Ghana missed a historic opportunity in 1992 to vest all land in the state. The Constitution could have unified tenure and ownership, but we didn’t seize the moment. We should.
Today, the Lands Commission, though constitutionally established, has lost much of the public’s confidence. The time has come for a new, independent land authority comprising government, professional land administrators, civil society, and the private sector.

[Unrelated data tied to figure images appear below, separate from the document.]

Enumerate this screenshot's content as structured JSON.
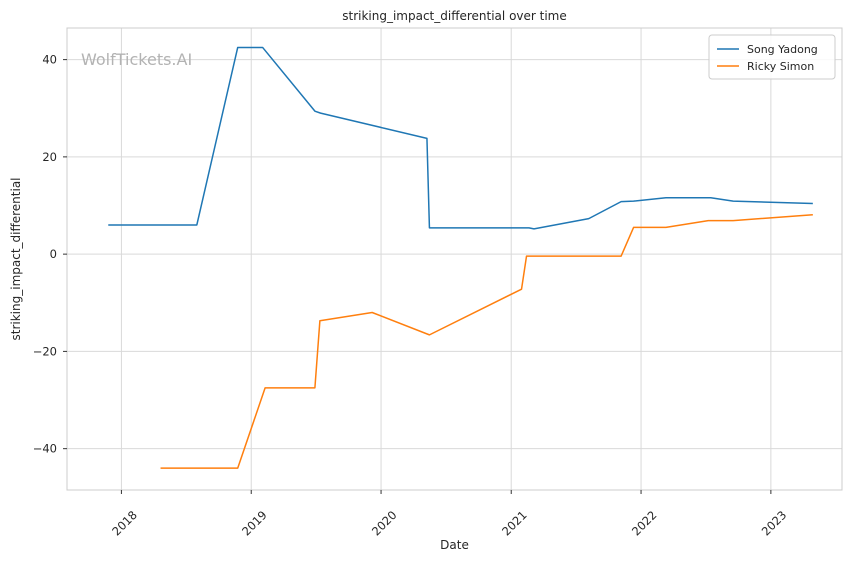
{
  "chart_data": {
    "type": "line",
    "title": "striking_impact_differential over time",
    "xlabel": "Date",
    "ylabel": "striking_impact_differential",
    "watermark": "WolfTickets.AI",
    "xlim": [
      "2017-08-01",
      "2023-07-20"
    ],
    "ylim": [
      -48.5,
      46.5
    ],
    "x_ticks": [
      "2018-01-01",
      "2019-01-01",
      "2020-01-01",
      "2021-01-01",
      "2022-01-01",
      "2023-01-01"
    ],
    "x_tick_labels": [
      "2018",
      "2019",
      "2020",
      "2021",
      "2022",
      "2023"
    ],
    "y_ticks": [
      -40,
      -20,
      0,
      20,
      40
    ],
    "y_tick_labels": [
      "−40",
      "−20",
      "0",
      "20",
      "40"
    ],
    "grid": true,
    "legend_position": "top-right",
    "series": [
      {
        "name": "Song Yadong",
        "color": "#1f77b4",
        "points": [
          [
            "2017-11-25",
            6.0
          ],
          [
            "2018-08-01",
            6.0
          ],
          [
            "2018-11-24",
            42.5
          ],
          [
            "2019-02-02",
            42.5
          ],
          [
            "2019-06-29",
            29.4
          ],
          [
            "2019-07-15",
            29.0
          ],
          [
            "2020-05-09",
            23.8
          ],
          [
            "2020-05-16",
            5.4
          ],
          [
            "2021-02-20",
            5.4
          ],
          [
            "2021-03-06",
            5.2
          ],
          [
            "2021-08-07",
            7.3
          ],
          [
            "2021-11-06",
            10.8
          ],
          [
            "2021-12-11",
            10.9
          ],
          [
            "2022-03-12",
            11.6
          ],
          [
            "2022-07-16",
            11.6
          ],
          [
            "2022-09-17",
            10.9
          ],
          [
            "2023-04-29",
            10.4
          ]
        ]
      },
      {
        "name": "Ricky Simon",
        "color": "#ff7f0e",
        "points": [
          [
            "2018-04-21",
            -44.0
          ],
          [
            "2018-11-24",
            -44.0
          ],
          [
            "2019-02-09",
            -27.5
          ],
          [
            "2019-06-29",
            -27.5
          ],
          [
            "2019-07-13",
            -13.7
          ],
          [
            "2019-12-07",
            -12.0
          ],
          [
            "2020-05-16",
            -16.6
          ],
          [
            "2021-01-30",
            -7.2
          ],
          [
            "2021-02-13",
            -0.4
          ],
          [
            "2021-11-06",
            -0.4
          ],
          [
            "2021-12-11",
            5.5
          ],
          [
            "2022-03-12",
            5.5
          ],
          [
            "2022-07-09",
            6.9
          ],
          [
            "2022-09-17",
            6.9
          ],
          [
            "2023-04-29",
            8.1
          ]
        ]
      }
    ]
  }
}
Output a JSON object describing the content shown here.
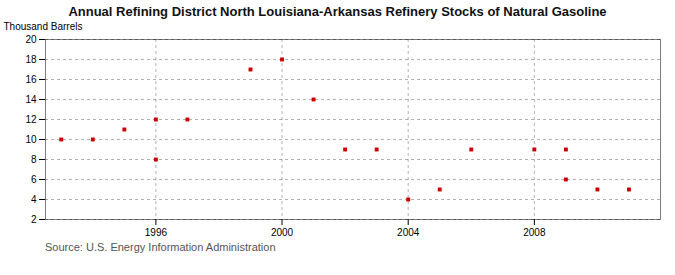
{
  "chart_data": {
    "type": "scatter",
    "title": "Annual Refining District North Louisiana-Arkansas Refinery Stocks of Natural Gasoline",
    "ylabel": "Thousand Barrels",
    "source": "Source: U.S. Energy Information Administration",
    "x": [
      1993,
      1994,
      1995,
      1996,
      1996,
      1997,
      1999,
      2000,
      2001,
      2002,
      2003,
      2004,
      2005,
      2006,
      2008,
      2009,
      2009,
      2010,
      2011
    ],
    "values": [
      10,
      10,
      11,
      8,
      12,
      12,
      17,
      18,
      14,
      9,
      9,
      4,
      5,
      9,
      9,
      6,
      9,
      5,
      5
    ],
    "color": "#cc0000",
    "marker": "square",
    "xlim": [
      1992.5,
      2012.0
    ],
    "ylim": [
      2,
      20
    ],
    "xticks": [
      1996,
      2000,
      2004,
      2008
    ],
    "yticks": [
      2,
      4,
      6,
      8,
      10,
      12,
      14,
      16,
      18,
      20
    ],
    "grid": true
  }
}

And we must let technology lead the way. Using AI, drones, GIS mapping, and blockchain, Ghana can digitally map every property, integrate stool, skin, family, and state lands, and create a secure online portal where every record is verifiable and accessible — from the village farmer to the High Court. Not easy but very acheivable! This will also create jobs for graduates involved in the process!
Other African nations have done it. Rwanda mapped over ten million parcels and issued digital titles, cutting land disputes dramatically. Kenya’s ArdhiSasa platform now allows real-time electronic transfers and ownership tracking. Both countries turned confusion into confidence through leadership, data, and enforcement.
Ghana’s Land Act, 2020 (Act 1036) is one of Africa’s most progressive legal frameworks, but its promise lies in implementation.
Imagine a Ghana where Oliver can log on, verify his plot in minutes, and register it securely — without middlemen, forged documents, or heartbreak. Where Seidu can confirm authenticity before buying. Where courts no longer drown in land cases like Adjetey Agbosu v. Kotey [2003-2004] SCGLR 420 or Awuley Lartey v. Attorney-General [1971] 2 GLR 147 that echo decades of unresolved tenure conflict.
The time for digital land reform — powered by AI, integrity, and inclusion — is now.